In the latest forecast, five of the 17 members expected a rate hike in 2023 and only one predicted a hike in 2022. Fed officials provide their rate forecasts anonymously, in a so-called point chart.
The Fed has said it will continue its bond purchases until it makes “substantial progress” toward its targets.
Cabana said there could be some officials now predicting a rise for 2022, but he still doesn’t expect the Fed to adopt it. The fed funds futures market has prices close to a rise in 2022 and three at the end of 2023.

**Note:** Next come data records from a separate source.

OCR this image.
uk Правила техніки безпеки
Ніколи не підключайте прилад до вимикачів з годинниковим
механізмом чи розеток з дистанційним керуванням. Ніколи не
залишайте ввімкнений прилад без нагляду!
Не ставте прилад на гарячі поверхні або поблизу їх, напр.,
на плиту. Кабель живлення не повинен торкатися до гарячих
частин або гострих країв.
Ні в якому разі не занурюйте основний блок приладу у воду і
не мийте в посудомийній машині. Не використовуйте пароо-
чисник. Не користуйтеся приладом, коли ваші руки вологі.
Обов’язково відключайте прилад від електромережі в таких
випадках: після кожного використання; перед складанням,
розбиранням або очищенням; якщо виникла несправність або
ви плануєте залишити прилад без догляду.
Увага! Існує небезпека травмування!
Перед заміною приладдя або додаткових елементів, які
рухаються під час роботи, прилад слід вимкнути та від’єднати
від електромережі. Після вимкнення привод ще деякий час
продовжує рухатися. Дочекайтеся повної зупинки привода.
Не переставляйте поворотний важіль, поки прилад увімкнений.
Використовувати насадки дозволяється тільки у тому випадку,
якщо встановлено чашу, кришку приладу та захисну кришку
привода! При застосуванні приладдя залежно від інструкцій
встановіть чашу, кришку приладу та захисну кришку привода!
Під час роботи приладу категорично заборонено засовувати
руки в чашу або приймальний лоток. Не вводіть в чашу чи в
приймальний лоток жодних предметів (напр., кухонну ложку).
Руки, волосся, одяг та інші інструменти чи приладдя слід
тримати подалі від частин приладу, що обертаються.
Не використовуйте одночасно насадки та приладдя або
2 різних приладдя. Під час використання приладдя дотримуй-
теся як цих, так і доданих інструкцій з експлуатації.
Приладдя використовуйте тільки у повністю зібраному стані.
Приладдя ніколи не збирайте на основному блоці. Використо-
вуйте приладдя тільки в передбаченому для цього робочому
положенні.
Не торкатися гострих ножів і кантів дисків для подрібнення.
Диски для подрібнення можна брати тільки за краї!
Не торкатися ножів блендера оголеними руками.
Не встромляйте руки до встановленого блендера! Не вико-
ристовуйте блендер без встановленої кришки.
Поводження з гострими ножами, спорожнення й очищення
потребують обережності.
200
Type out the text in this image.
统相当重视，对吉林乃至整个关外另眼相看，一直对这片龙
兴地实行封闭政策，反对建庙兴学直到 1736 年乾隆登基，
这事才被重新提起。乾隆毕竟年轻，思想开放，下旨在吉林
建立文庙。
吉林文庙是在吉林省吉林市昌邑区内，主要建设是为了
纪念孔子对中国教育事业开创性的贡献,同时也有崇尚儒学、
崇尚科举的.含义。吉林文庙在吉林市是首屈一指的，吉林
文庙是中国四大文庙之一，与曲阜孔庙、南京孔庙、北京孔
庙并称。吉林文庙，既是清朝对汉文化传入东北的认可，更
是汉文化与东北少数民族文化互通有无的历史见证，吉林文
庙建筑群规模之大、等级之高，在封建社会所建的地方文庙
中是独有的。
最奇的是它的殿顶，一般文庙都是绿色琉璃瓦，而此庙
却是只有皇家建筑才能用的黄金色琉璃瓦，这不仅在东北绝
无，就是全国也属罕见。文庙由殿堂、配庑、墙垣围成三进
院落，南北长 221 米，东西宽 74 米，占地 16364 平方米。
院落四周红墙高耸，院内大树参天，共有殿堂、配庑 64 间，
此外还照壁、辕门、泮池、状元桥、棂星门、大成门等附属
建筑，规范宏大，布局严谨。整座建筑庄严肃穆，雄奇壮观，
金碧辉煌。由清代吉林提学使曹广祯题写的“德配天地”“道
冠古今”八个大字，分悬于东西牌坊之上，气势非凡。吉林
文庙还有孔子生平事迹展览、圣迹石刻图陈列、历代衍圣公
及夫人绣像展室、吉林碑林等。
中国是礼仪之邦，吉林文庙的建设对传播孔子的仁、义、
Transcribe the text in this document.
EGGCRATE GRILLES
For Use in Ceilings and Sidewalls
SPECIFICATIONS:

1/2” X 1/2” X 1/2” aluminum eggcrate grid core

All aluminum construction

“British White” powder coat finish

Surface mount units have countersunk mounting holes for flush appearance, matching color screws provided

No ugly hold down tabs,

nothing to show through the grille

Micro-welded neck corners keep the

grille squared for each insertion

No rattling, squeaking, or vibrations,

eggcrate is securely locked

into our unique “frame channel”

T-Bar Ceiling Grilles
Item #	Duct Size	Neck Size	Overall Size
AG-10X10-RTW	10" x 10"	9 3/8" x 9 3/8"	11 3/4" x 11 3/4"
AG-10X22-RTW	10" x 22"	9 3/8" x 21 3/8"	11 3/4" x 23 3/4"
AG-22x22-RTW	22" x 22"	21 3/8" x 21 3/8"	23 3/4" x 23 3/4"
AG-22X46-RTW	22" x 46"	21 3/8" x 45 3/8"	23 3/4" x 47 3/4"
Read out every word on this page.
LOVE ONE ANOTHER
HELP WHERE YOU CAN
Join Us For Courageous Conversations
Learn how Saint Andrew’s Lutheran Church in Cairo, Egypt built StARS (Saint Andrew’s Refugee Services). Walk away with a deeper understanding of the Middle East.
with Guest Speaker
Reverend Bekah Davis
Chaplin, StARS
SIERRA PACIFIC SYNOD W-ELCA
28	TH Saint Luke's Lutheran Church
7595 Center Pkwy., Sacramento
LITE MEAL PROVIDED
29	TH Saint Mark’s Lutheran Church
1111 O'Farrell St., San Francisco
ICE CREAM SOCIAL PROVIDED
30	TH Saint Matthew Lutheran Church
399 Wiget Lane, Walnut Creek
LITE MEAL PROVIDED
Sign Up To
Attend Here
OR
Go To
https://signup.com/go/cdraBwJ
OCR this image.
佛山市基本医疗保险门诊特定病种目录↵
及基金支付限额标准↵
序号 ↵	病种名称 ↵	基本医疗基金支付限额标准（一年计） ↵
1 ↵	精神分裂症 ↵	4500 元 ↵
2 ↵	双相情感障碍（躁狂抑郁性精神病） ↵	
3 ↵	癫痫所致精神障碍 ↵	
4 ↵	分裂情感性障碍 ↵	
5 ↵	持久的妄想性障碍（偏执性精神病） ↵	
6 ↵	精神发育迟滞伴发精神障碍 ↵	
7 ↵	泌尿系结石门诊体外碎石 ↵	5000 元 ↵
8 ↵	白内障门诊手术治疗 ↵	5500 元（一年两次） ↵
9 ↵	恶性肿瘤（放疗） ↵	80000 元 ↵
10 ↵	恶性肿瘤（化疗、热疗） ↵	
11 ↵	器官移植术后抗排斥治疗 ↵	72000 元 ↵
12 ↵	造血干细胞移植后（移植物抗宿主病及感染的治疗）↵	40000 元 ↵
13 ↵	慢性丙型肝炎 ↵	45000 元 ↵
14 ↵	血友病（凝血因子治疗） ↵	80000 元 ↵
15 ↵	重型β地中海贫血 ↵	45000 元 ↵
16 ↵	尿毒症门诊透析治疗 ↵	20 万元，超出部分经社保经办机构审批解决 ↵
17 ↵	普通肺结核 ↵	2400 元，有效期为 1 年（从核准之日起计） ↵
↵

“Do you think if the market is setting a price like that and the Fed doesn’t deliver, the market should be disappointed. In fact, we think a lot of the market thinks the Fed will back down and the Fed will tell the market it’s wrong,” Cabana said. . “We don’t believe it. We believe the Fed will keep the option of having the market price in a more rosy outlook. Does the Fed expect the market to be right or is it right? The Fed expects the market to be right because it wants to achieve its “We don’t think the Fed can go back too far.”
The Fed could say that “there is still time to move forward,” Cabana said. He said he expects the Fed to change the length of bonds it buys at some point and move toward the end to prevent those rates, like the ten-year, from rising too high.